Going beyond customer temperature, consider the role of CRM when following up on overdue accounts. What if your system automatically notified your finance team of customers with invoices that are 10 days or more overdue so that staff could call the customers proactively rather than waiting until month-end? And what if these same accounting personnel could record the activity in the CRM system when they call the customer, and remind themselves when to expect payment based on what the customer tells them? Simple CRM processes like this can shorten invoice aging dramatically and also allow others in the organization to be more aware of customer behaviours and trends. But this really works only if CRM is tightly linked with your ERP – integration is key.

If everyone in your organization tracks customer interactions in one place, no matter what department you’re in you’ll have comprehensive, up-to-date information about every aspect of the customer relationship.
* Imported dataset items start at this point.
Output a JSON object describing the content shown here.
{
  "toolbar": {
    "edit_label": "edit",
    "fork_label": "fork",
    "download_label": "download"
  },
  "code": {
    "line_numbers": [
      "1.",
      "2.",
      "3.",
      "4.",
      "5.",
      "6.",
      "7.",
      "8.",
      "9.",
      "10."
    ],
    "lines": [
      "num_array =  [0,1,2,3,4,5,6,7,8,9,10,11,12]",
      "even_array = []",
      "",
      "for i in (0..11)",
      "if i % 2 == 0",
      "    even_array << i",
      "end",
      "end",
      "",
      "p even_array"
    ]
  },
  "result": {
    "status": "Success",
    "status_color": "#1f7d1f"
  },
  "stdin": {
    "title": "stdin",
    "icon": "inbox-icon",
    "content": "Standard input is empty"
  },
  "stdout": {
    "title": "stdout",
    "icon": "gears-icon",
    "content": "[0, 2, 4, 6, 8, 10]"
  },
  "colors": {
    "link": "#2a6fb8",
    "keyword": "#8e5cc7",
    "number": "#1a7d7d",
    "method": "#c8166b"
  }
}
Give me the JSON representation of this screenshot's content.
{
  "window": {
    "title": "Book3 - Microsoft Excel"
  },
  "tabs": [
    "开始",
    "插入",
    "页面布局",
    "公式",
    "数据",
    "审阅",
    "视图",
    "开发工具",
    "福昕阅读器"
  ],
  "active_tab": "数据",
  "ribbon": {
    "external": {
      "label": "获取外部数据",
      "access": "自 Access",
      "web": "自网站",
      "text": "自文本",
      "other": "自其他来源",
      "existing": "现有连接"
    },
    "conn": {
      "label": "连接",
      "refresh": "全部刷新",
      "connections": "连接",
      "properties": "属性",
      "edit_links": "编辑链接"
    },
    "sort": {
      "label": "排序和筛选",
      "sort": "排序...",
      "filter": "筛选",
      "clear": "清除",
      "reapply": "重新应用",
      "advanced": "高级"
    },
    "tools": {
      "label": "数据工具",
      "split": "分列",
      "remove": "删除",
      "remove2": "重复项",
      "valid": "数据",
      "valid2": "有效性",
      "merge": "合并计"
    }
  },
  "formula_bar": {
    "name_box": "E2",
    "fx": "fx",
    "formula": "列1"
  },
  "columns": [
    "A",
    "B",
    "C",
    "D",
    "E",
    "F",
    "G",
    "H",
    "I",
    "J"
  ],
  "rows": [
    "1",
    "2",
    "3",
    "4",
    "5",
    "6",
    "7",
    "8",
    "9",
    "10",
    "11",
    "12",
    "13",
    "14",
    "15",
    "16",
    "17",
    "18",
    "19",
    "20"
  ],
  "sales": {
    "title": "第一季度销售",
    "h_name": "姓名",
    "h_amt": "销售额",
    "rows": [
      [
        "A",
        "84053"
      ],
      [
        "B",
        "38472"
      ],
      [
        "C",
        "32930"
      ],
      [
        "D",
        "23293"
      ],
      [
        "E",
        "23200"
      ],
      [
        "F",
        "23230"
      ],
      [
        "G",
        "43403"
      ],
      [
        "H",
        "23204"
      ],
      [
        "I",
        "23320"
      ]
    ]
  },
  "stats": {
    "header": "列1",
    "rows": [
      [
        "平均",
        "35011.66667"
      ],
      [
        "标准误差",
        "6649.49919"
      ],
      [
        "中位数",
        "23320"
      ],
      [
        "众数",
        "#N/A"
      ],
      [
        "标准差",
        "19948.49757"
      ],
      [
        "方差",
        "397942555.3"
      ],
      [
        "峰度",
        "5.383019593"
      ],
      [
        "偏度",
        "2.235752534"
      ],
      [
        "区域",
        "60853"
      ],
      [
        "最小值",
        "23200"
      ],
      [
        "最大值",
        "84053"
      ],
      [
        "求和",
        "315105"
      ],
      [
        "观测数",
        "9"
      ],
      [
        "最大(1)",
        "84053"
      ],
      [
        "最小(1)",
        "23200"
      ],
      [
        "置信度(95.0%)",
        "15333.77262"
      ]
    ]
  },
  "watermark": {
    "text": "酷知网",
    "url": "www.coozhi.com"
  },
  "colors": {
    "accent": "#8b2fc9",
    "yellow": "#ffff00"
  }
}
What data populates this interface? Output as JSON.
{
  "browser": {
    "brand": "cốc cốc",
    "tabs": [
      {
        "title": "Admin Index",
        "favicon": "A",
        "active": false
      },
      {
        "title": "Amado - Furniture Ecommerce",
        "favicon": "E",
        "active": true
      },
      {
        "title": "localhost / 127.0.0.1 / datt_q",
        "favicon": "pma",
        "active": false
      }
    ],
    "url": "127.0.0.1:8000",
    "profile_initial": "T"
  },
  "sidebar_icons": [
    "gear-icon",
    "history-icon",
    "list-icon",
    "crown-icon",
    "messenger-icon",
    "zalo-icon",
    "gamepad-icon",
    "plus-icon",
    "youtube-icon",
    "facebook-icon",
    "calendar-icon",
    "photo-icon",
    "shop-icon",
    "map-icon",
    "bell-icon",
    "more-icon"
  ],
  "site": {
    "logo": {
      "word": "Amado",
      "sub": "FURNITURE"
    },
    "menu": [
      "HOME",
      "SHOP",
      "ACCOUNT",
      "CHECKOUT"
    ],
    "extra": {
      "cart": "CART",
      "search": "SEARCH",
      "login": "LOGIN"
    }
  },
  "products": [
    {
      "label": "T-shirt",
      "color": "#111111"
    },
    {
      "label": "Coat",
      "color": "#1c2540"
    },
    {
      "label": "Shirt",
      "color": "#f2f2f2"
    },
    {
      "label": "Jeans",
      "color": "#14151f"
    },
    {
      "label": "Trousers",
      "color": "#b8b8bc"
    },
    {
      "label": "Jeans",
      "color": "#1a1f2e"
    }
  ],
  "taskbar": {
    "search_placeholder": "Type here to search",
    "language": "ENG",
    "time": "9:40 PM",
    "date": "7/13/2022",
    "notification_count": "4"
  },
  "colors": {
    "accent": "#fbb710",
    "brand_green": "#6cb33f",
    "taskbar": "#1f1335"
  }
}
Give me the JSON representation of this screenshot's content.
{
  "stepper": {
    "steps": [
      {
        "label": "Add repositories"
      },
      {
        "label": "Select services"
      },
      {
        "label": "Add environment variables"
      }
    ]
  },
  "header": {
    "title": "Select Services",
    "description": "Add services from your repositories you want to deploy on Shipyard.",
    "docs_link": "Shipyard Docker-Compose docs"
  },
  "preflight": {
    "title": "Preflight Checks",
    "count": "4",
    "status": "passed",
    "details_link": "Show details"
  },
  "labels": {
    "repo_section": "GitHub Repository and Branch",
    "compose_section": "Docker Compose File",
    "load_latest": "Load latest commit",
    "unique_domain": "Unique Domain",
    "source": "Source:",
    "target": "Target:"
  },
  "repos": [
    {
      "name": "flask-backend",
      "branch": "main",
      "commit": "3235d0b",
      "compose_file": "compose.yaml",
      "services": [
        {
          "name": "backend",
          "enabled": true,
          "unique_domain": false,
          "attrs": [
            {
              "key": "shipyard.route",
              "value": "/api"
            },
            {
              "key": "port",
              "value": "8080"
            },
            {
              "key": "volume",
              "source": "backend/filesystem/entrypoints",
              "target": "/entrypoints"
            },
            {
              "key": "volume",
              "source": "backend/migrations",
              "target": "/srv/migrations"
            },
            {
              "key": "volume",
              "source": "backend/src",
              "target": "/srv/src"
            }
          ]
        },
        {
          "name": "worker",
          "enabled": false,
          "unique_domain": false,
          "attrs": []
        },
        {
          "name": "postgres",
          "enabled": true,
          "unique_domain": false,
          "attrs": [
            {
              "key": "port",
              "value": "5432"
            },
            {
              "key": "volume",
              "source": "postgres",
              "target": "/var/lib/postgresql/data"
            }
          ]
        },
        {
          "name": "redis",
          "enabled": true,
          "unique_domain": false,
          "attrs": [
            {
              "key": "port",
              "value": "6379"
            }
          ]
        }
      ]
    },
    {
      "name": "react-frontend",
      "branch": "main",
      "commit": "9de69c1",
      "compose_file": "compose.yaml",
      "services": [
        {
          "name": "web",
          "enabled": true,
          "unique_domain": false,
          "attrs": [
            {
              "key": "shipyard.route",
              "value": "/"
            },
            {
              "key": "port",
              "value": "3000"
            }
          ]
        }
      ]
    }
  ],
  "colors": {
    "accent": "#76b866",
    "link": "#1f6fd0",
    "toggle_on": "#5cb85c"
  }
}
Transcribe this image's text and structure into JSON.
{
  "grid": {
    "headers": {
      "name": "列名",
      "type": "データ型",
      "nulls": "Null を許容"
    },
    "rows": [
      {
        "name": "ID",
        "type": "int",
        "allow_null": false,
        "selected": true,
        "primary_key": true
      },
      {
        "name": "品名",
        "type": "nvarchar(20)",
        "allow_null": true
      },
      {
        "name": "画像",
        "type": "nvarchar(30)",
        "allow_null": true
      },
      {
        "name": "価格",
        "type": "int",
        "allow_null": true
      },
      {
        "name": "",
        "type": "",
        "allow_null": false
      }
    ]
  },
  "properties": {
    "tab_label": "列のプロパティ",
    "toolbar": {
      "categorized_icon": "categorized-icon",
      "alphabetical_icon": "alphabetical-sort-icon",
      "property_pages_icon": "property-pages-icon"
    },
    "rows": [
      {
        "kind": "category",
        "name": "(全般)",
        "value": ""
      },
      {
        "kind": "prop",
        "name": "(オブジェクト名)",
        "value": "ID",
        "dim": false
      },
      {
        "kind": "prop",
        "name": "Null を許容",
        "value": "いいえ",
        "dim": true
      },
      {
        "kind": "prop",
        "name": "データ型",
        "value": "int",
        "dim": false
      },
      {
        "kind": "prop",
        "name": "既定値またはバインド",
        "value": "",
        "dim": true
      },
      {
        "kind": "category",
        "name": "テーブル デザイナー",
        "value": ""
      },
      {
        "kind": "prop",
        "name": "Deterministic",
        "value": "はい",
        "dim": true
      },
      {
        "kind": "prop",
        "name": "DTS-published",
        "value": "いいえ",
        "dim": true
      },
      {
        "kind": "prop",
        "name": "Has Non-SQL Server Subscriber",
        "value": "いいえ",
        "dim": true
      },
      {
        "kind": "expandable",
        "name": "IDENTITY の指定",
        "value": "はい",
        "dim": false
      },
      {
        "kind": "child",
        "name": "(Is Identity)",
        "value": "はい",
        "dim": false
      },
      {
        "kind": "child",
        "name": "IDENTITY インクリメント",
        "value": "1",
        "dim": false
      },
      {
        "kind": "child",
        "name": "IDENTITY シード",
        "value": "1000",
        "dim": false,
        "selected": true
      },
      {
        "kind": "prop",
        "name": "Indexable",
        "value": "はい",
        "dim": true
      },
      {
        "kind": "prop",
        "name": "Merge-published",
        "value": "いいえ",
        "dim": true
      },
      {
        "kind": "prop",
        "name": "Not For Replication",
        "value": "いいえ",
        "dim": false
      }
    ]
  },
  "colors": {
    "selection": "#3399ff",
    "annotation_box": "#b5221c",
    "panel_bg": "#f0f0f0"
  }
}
A word of advice, though: it’s easy to get carried away with expecting too much customer data from your team. Start with small steps and understand who the owner of each data element will be. Otherwise you may end up with some great ideas that don’t really gain traction among your users.

4. Vendor Relationships are Important Too

Vendors aren’t customers, but our relationships with them can be equally important. Businesses often have vendors they consider strategic partners. Someone may be managing these relationships, but the interactions are likely not tracked as they are with customers. Why not? Every key business relationship should be managed, just as customers are. With vendors, this could be as simple as holding them accountable to commitments, or a more extended negotiation of a key purchasing contract. Many CRM platforms allow you to track these relationships, even for suppliers. And if it’s integrated with your ERP, it gets even better.

What happens when a supplier shorts an order or doesn’t deliver by the promised date? And what happens if this becomes a pattern? Tracking CRM activities against a purchase order, blanket agreement, or the vendor itself can allow you to better hold vendors to their commitments and manage their performance more effectively. Track average shipment lead times and backorder frequency as key performance indicators. Regardless of how you interact with your vendors, consider CRM as your tool for holding them accountable.

And guess what? Your organization will have even better visibility of the overall health of all your key business partner relationships.

The Key Take -away

To consider CRM as only a sales tool is missing a huge opportunity. You need to manage all your business partner relationships. No matter what part of the organization you look at, relationships are being built and nurtured. Your team will be more effective if these relationships are managed using the same tools, and it will be a real win if it’s an integrated part of your overall ERP solution.